Sotto la pensilina di piazza Lega Lombarda, dove ogni giorno migliaia di persone afferrano il tram al volo, un “clochard” giace rannicchiato tra cartoni logori. Ma basta un secondo sguardo per rendersi conto che quel senzatetto non è un uomo qualunque: il cappuccio rosso, la barba folta, il vestito iconico rivelano l’identità più improbabile del periodo natalizio. È Babbo Natale. Un Babbo Natale senza casa.
Non è una provocazione casuale: fa parte della campagna “Quest’anno il Natale sei tu”, presentata da Fondazione Progetto Arca – realtà impegnata da trent’anni nell’aiuto a chi vive in strada – con il supporto dell’assessorato al Welfare del Comune di Milano. L’opera porta la firma di Andrea Villa, street artist noto per installazioni urbane dal taglio ironico e sociale.
L’intento è chiaro: rendere visibile chi resta ai margini, chi si incontra ogni giorno e ogni giorno si finge di non vedere. A dirlo è anche la frase in grandi caratteri che accompagna il manichino: “La povertà può colpire chiunque”. Anche chi, nella fantasia collettiva, è simbolo di gioia, regali e famiglia: una scelta volutamente disturbante, che ribalta la narrativa delle feste e invita a fare i conti con una fragilità sempre più diffusa.
L’opera non è isolata. Altre tre installazioni sono state collocate in punti nevralgici della città: via De Amicis 7, via Ariosto 4 e piazza Cinque Giornate 6. Quattro presenze silenziose, distese su letti di cartone per raccontare con forza ciò che spesso scivola lontano dagli occhi. Secondo le realtà sociali che operano sul territorio, infatti, sono circa 17mila le persone che a Milano vivono in condizioni di grave emarginazione, senza un alloggio stabile o un accesso regolare a cure e servizi.
«Un lavoro, oggi, non basta più a garantire sicurezza e serenità» spiegano i promotori dell’iniziativa. Una realtà che Progetto Arca conosce bene: ogni sera porta pasti caldi e assistenza a chi vive all’aperto, quando cala la temperatura e aumenta il rischio per la salute. «Non esistono persone invincibili – aggiungono –. Le difficoltà degli altri potrebbero un giorno essere le nostre.
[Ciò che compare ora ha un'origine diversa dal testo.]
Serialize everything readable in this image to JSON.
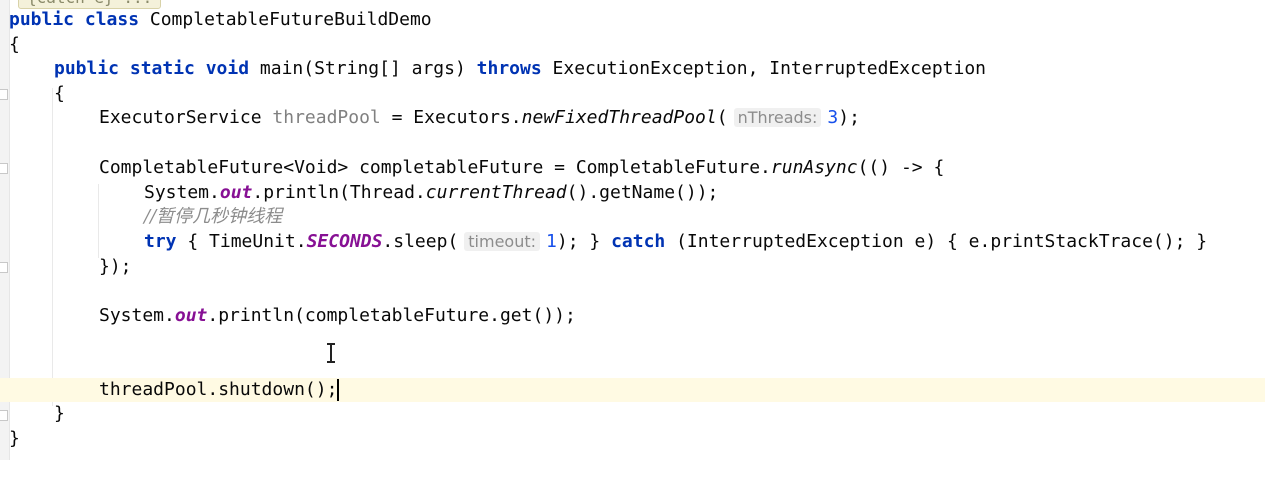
{
  "editor": {
    "clipped_line": "{catch e} ...",
    "lines": {
      "class_kw": "public class",
      "class_name": " CompletableFutureBuildDemo",
      "open_brace_1": "{",
      "main_kw1": "public static void",
      "main_sig": " main(String[] args) ",
      "main_throws": "throws",
      "main_exc": " ExecutionException, InterruptedException",
      "open_brace_2": "{",
      "pool_type": "ExecutorService ",
      "pool_var": "threadPool",
      "pool_assign": " = Executors.",
      "pool_method": "newFixedThreadPool",
      "pool_paren": "(",
      "pool_hint": "nThreads:",
      "pool_arg": "3",
      "pool_end": ");",
      "cf_decl": "CompletableFuture<Void> completableFuture = CompletableFuture.",
      "cf_method": "runAsync",
      "cf_end": "(() -> {",
      "print_prefix": "System.",
      "print_out": "out",
      "print_mid": ".println(Thread.",
      "print_current": "currentThread",
      "print_end": "().getName());",
      "comment": "//暂停几秒钟线程",
      "try_kw": "try",
      "try_mid": " { TimeUnit.",
      "try_seconds": "SECONDS",
      "try_sleep": ".sleep(",
      "try_hint": "timeout:",
      "try_arg": "1",
      "try_close": "); } ",
      "catch_kw": "catch",
      "catch_rest": " (InterruptedException e) { e.printStackTrace(); }",
      "close_lambda": "});",
      "get_prefix": "System.",
      "get_out": "out",
      "get_end": ".println(completableFuture.get());",
      "shutdown": "threadPool.shutdown();",
      "close_brace_2": "}",
      "close_brace_1": "}"
    }
  }
}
Per questo, come comunità, dobbiamo scegliere di guardare e agire».
La scelta di Santa Claus non mira a scioccare, ma a risvegliare empatia. Ne è la prova ciò che è accaduto nelle prime ore di esposizione: alcuni passanti, convinti che si trattasse di un senzatetto vero, hanno tentato di riscaldarlo, coprendogli il piede con una coperta per proteggerlo dal freddo. Un gesto piccolo ma enorme, che racconta una parte di Milano fatta non solo di fretta, ma anche di attenzione e cura.
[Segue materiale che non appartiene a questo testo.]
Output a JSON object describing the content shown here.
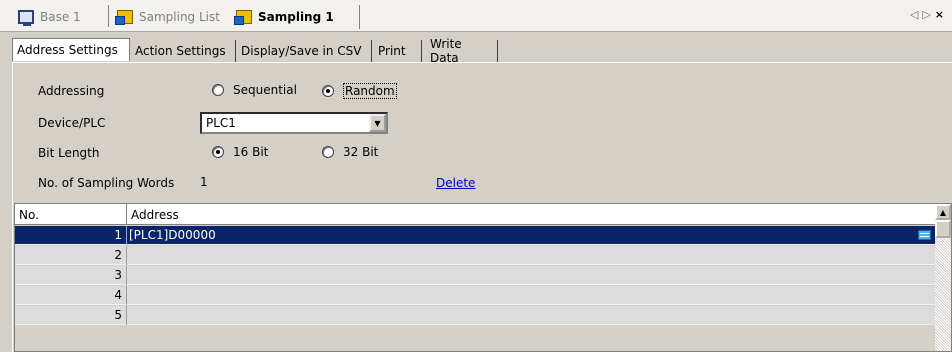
{
  "doc_tabs": [
    {
      "label": "Base 1",
      "icon": "base-screen-icon"
    },
    {
      "label": "Sampling List",
      "icon": "sampling-icon"
    },
    {
      "label": "Sampling 1",
      "icon": "sampling-icon",
      "active": true
    }
  ],
  "nav": {
    "left": "◁",
    "right": "▷",
    "close": "×"
  },
  "prop_tabs": [
    {
      "label": "Address Settings",
      "active": true
    },
    {
      "label": "Action Settings"
    },
    {
      "label": "Display/Save in CSV"
    },
    {
      "label": "Print"
    },
    {
      "label": "Write Data"
    }
  ],
  "form": {
    "addressing": {
      "label": "Addressing",
      "options": [
        "Sequential",
        "Random"
      ],
      "selected": "Random"
    },
    "device_plc": {
      "label": "Device/PLC",
      "value": "PLC1"
    },
    "bit_length": {
      "label": "Bit Length",
      "options": [
        "16 Bit",
        "32 Bit"
      ],
      "selected": "16 Bit"
    },
    "sampling_words": {
      "label": "No. of Sampling Words",
      "value": "1"
    },
    "delete_link": "Delete"
  },
  "grid": {
    "columns": [
      "No.",
      "Address"
    ],
    "rows": [
      {
        "no": "1",
        "address": "[PLC1]D00000",
        "selected": true
      },
      {
        "no": "2",
        "address": ""
      },
      {
        "no": "3",
        "address": ""
      },
      {
        "no": "4",
        "address": ""
      },
      {
        "no": "5",
        "address": ""
      }
    ]
  },
  "colors": {
    "selection": "#0a246a",
    "link": "#0000cc",
    "panel": "#d4d0c8"
  }
}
La povertà, oggi, è “democratica”: attraversa età, storie e percorsi di vita. Colpisce anche chi ha un reddito, chi un tempo non immaginava di poter perdere tutto. E a Natale – la festa della famiglia, della casa piena, della tavola imbandita – la distanza tra chi è al caldo e chi sopravvive sull’asfalto diventa ancora più stridente.
Per questo il messaggio dell’iniziativa è tanto semplice quanto potente: il Natale non è un privilegio, ma una responsabilità comune. Guardare Babbo Natale per terra, steso tra cartoni e sacchi di plastica, significa guardare negli occhi un problema che non sparisce con le luci delle feste. E capire che, come recita la campagna, “quest’anno il Natale sei tu”: tu che vedi, tu che puoi scegliere di non voltarti dall’altra parte.